= International Czesław Droździewicz Guitar Competition =

Biennal Polish classic guitar competition

The International Czesław Droździewicz Guitar Competition (Polish: Międzynarodowy Konkurs Gitarowy im. Czesława Droździewicza), also known as Krynica Guitar Festival or Krynica International Competition, is a biennial classical guitar competition held in Krynica-Zdrój, Poland, under the patronage of the late Polish guitarist and educator Czesław Droździewicz.

The competition is held in association with the International Guitar Festival named for Droździewicz, which provides a platform for young guitarists to perform publicly, benefit from master‑classes and workshops, and gain visibility in the classical guitar community.

==History==
The origins of the event trace back to 1985, when Czesław Droździewicz founded the “Krakowskie Dni Muzyki Gitarowej” (Krakow Guitar Music Days) in Kraków. Between 1985 and 2002 the event was organised by the Kraków Cultural Centre. In 1994, the event underwent a reorganisation following the death of Droździewicz, and from 1995 the competition and festival bore his name as patron.

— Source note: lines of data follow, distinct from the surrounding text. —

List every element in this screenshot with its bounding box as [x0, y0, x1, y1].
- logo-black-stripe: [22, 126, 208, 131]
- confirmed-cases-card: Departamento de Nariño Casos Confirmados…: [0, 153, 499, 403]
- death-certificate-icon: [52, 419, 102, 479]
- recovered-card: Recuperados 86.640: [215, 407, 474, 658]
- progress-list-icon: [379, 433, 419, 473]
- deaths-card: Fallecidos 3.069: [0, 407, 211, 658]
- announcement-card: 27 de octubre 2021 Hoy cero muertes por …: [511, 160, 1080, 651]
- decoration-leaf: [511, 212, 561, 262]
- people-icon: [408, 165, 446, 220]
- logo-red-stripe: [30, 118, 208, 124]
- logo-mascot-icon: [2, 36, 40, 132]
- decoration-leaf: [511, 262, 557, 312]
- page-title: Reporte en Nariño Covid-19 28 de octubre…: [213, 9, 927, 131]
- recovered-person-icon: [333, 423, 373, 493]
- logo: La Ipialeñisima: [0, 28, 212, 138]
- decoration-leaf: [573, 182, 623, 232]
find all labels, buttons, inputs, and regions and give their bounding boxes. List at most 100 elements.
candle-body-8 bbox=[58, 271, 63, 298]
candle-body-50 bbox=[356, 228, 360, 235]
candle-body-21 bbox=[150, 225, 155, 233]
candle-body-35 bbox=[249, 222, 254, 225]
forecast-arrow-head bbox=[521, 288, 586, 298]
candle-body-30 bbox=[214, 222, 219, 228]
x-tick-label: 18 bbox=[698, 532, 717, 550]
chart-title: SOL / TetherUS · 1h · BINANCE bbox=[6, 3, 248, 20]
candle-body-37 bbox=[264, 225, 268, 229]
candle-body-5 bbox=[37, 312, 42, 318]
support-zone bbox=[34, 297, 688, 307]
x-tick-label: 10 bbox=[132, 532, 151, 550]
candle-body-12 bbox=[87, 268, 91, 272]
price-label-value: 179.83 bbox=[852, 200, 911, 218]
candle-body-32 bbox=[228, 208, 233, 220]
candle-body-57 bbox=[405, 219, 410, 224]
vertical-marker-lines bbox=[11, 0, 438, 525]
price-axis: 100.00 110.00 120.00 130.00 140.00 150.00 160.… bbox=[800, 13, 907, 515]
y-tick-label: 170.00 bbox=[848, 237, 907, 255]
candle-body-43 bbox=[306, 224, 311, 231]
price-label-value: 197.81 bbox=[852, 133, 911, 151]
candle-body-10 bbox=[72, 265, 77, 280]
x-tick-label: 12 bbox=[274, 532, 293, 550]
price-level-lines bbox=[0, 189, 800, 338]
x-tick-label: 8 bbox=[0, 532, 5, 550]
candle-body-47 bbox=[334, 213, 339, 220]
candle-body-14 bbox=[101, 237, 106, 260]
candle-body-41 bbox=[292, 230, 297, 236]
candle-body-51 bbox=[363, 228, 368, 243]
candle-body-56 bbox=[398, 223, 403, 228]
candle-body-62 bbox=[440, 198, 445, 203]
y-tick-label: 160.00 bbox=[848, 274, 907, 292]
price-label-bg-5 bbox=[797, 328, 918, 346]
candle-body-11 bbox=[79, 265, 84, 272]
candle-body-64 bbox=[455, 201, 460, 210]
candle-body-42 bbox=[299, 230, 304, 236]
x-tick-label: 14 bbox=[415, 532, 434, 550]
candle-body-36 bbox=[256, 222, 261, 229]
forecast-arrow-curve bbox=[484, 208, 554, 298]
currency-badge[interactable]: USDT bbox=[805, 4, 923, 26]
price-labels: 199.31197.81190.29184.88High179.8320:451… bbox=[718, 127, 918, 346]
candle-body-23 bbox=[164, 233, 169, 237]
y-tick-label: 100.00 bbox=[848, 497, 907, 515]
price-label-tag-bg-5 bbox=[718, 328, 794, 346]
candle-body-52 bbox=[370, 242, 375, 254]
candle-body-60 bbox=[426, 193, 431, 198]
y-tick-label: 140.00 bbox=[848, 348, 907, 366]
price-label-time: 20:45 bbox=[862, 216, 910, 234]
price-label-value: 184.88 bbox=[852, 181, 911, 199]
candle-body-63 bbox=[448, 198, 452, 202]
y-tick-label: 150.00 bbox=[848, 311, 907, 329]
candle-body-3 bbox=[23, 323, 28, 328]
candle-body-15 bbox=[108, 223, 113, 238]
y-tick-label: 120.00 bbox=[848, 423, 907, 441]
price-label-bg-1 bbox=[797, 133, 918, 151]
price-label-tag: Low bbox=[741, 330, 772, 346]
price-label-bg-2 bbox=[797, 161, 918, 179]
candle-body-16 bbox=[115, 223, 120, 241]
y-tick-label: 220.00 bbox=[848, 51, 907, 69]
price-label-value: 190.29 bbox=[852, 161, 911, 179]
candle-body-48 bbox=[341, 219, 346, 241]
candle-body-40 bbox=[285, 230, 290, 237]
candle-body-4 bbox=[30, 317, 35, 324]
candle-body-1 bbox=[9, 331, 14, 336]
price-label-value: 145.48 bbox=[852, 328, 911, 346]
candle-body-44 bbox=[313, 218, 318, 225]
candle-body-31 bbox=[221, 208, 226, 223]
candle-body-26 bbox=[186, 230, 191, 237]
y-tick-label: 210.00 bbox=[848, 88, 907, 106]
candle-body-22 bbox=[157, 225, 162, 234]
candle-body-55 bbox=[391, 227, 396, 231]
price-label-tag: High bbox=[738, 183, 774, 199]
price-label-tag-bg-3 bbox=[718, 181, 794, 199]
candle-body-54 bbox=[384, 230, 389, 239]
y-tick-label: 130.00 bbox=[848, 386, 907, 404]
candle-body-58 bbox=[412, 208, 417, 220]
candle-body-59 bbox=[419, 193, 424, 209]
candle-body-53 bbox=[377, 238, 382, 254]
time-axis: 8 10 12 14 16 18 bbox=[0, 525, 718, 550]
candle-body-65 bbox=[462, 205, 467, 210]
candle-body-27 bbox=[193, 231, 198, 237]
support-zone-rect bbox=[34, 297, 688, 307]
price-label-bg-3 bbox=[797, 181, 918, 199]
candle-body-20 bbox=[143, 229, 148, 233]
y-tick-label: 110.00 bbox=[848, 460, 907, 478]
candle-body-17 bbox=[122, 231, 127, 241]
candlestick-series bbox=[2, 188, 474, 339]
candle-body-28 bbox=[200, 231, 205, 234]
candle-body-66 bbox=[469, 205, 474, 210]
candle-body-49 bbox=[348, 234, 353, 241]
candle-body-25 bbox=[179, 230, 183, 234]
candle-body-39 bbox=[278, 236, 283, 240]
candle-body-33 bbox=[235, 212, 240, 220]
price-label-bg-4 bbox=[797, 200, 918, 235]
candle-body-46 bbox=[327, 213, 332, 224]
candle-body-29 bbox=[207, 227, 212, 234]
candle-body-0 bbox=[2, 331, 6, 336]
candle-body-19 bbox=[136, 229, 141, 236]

Since 2002, the festival and competition have been overseen by the Fryderyk Chopin State Primary and Secondary Music School in Nowy Sącz and the Nowy Sącz Music Society. From 2010 onward the festival and competition have been organised on a biennial basis rather than annually.

In 2020, Zbigniew Dubiella was appointed the artistic director. The XX edition of the contest took place from 22 to 27 February 2020 in Krynica‑Zdrój.